Dans toutes les sociétés matrilinéaires, on peut constater un taux de divorce élevé.  Lorsqu'un des conjoints ne dirige pas toute son attention ni tous ses efforts vers l'autre conjoint, le divorce permet de garantir la force de l' abusua.  Maris et femmes habitent temporairement ensemble, de même lorsqu'ils s'établissent dans un des villages satellites pour l'agriculture ou dans une ville pour le travail ou le commerce.  Comme les femmes possèdent pouvoir, richesse et indépendance (notamment vis-à-vis de leur père et de leur mari), elles ne sont pas contraintes de rester dans la famille nucléaire pour garantir leur sécurité financière.  Les membres de l'abusua retournent fréquemment chez eux, en particulier pour les funérailles ou Pâques.  Selon la coutume, le mari et la femme doivent séjourner dans leur maison ancestrale matrilinéaire respective, même s'ils vivent ensemble dans la localité extérieure.  De cette coutume en découle une autre que des documents mentionnent : tous les soirs, les enfants quittent la maison de la mère pour rejoindre celle de leur père, portant le souper sur leur tête.

Quand un homme possèdait deux femmes ou plus, chaque membre du mariage restait dans sa maison matrilinéaire respective (un homme ne pouvait pas épouser deux femmes appartenant au même lignage, sauf dans le cas de jumelles ayant épousé un chef).

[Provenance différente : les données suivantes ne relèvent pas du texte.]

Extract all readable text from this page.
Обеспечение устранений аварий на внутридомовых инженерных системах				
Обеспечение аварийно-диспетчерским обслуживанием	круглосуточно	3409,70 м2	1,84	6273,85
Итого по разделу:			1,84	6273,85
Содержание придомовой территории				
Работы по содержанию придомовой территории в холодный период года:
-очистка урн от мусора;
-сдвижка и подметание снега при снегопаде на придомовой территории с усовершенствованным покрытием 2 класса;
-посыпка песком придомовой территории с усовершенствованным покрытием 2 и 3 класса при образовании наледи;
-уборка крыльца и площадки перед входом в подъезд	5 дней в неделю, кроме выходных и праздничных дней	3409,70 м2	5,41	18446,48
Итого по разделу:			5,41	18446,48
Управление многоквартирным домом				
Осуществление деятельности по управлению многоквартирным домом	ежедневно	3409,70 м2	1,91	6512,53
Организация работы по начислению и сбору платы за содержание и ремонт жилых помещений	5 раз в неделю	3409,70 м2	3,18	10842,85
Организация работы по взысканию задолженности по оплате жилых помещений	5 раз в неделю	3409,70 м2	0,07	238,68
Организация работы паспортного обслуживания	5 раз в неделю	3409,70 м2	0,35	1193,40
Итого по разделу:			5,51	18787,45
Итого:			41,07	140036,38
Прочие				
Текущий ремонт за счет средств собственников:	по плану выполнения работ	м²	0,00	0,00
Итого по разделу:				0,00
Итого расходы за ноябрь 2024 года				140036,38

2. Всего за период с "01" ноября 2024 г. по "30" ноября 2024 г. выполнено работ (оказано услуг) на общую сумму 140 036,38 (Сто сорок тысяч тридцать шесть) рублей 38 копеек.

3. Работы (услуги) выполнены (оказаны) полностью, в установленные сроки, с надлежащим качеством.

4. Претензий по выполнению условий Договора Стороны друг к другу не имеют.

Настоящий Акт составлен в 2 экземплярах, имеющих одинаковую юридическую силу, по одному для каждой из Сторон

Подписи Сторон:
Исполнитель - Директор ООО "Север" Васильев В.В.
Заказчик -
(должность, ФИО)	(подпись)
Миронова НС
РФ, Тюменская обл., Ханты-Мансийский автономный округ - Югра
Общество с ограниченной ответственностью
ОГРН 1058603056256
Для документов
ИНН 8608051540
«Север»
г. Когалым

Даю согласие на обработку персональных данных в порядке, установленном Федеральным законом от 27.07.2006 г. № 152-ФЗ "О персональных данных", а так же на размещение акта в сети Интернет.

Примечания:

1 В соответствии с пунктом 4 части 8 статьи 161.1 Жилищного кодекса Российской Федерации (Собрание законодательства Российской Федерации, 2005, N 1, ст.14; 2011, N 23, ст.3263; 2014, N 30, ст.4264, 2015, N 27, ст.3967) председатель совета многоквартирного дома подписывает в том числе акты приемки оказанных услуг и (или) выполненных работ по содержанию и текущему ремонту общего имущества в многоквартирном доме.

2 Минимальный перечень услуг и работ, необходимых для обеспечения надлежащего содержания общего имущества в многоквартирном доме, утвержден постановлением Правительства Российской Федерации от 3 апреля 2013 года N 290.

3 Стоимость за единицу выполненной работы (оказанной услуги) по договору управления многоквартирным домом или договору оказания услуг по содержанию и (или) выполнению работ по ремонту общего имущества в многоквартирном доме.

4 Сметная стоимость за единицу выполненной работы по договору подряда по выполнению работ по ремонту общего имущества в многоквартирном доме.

L'homme devait spécifier laquelle des épouses avait le droit de passer la nuit avec lui.  Bien qu'elle soit autorisée, la polygamie reste assez rare car la plupart des hommes ne peut se permettre de subvenir aux besoins de plus d'une femme.  Si une épouse mourait, le matrilignage de celle-ci avait la responsabilité de donner une remplaçante au mari.  La relation du mariage symbolisait la confédération des matrilignages de l'oman (ex. : oman d'Obo). Chaque matrilignage était considéré comme une épouse du lignage du chef suprême de l'oman.  A la mort du chef, le lignage élisait un successeur, lequel héritait tous les actifs et passifs du défunt, dont toutes ses épouses.  Dans la plupart des cas, cette tradition n'impliquait aucun devoir conjugal vis-à-vis de ces épouses ; il s'agissait plus d'une sorte d'assurance vieillesse.  Dans la ville d'Obo, où j'ai mené mes recherches de doctorat, le chef possèdait plus de trente épouses dites "structurelles", mais ne vivait en réalité qu'avec une seule d'entre elles : la femme qu'il avait épousée avant sa nomination comme  chef.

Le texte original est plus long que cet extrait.